Le film a une bonne petite réputation mais je ne le trouve pas à la hauteur, dans le sens où il y a beaucoup de déjà-vu dans tout ça.

Simon Pegg (Hot Fuzz) est plutôt attachant, ainsi que Kirsten Dunst, qui se fait de plus en plus rare. Leur duo fonctionne ; je regrette seulement quelques péripéties prévisibles qui, même si elles sont touchantes, sont tellement attendues qu’elles tombent un peu à plat. On remarque aussi Megan Fox (la jolie fille de Transformers 1 et 2) qui est ici dans un rôle à la limite de l’auto-parodie, incarnant une starlette au physique avantageux, qui plonge presque nue dans les piscines pour se faire de la publicité mais qui n’a pas grand-chose dans la tête (et à cet égard, dans le films, les bandes-annonces du faux film sur Mère Térésa dont elle incarne le rôle titre sont assez amusantes). Jeff Bridges (The Big Lebowski) est aussi pas mal du tout en vieux rédacteur en chef désabusé mais encore irrévérencieux au fond de sa tête. Mais si je ne devais en retenir qu’une, ce serait Gillian Anderson (« X-Files »), assez fascinante en attaché de presse intransigeante, avec des cheveux blonds et rouge à lèvres vif, à l’ancienne mode des stars hollywoodiennes. C’est la seule à m’avoir surprise.

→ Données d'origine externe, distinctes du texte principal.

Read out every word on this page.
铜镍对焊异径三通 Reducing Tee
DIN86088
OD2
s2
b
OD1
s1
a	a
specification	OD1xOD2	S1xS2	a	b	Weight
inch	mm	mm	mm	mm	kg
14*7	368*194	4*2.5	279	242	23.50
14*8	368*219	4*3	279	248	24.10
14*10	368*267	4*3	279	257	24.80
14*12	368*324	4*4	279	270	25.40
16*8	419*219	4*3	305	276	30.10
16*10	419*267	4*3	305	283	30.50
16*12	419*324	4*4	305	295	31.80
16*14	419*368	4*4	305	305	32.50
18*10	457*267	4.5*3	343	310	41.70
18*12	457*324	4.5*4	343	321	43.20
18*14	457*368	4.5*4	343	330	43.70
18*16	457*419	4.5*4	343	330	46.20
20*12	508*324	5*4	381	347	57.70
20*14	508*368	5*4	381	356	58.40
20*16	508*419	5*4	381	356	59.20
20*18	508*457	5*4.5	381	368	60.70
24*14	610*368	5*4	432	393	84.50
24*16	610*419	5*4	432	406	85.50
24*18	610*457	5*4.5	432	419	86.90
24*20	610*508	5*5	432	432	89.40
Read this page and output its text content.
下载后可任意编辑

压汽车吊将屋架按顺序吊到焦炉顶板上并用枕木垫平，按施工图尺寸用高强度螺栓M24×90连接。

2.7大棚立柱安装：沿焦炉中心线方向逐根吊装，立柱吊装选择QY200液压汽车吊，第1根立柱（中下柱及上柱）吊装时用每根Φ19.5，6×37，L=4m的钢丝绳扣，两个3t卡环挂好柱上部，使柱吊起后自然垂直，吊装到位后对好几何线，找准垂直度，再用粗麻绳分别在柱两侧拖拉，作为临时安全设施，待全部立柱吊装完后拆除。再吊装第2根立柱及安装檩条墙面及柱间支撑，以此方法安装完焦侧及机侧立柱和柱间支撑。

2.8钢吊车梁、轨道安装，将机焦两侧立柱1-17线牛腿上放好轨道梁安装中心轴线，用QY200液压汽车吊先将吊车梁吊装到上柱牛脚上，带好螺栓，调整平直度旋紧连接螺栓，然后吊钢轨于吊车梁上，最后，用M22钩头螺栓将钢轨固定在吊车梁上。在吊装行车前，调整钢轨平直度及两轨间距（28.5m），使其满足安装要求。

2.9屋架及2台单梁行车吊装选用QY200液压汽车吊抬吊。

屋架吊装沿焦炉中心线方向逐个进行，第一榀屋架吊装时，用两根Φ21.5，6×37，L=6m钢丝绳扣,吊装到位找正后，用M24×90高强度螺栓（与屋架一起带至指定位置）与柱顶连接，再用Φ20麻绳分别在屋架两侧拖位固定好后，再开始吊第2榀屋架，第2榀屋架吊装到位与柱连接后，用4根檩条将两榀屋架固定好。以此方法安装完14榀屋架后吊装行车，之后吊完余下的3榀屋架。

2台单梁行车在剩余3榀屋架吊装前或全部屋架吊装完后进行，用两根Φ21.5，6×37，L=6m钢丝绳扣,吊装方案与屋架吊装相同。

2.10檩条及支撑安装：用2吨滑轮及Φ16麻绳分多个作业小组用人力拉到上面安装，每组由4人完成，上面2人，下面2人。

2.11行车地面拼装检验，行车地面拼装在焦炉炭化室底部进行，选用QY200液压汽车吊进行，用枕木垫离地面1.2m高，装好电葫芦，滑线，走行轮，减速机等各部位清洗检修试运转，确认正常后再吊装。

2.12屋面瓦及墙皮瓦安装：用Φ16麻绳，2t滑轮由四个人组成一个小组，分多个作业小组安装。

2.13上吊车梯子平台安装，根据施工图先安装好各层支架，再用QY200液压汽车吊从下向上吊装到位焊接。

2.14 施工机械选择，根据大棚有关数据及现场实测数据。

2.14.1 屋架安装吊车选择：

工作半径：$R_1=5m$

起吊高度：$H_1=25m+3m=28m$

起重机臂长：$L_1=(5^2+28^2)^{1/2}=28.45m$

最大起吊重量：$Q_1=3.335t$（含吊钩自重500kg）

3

Le film évoque bien l’hypocrisie du milieu, certains dialogues font mouche et la petite histoire romantique arrive à nous attacher, mais selon moi il manque beaucoup de fraîcheur pour être la petite comédie marquante dont on parlait tant.

[Le film n’étant pas sorti en France, je le classe à son année de production, 2008.]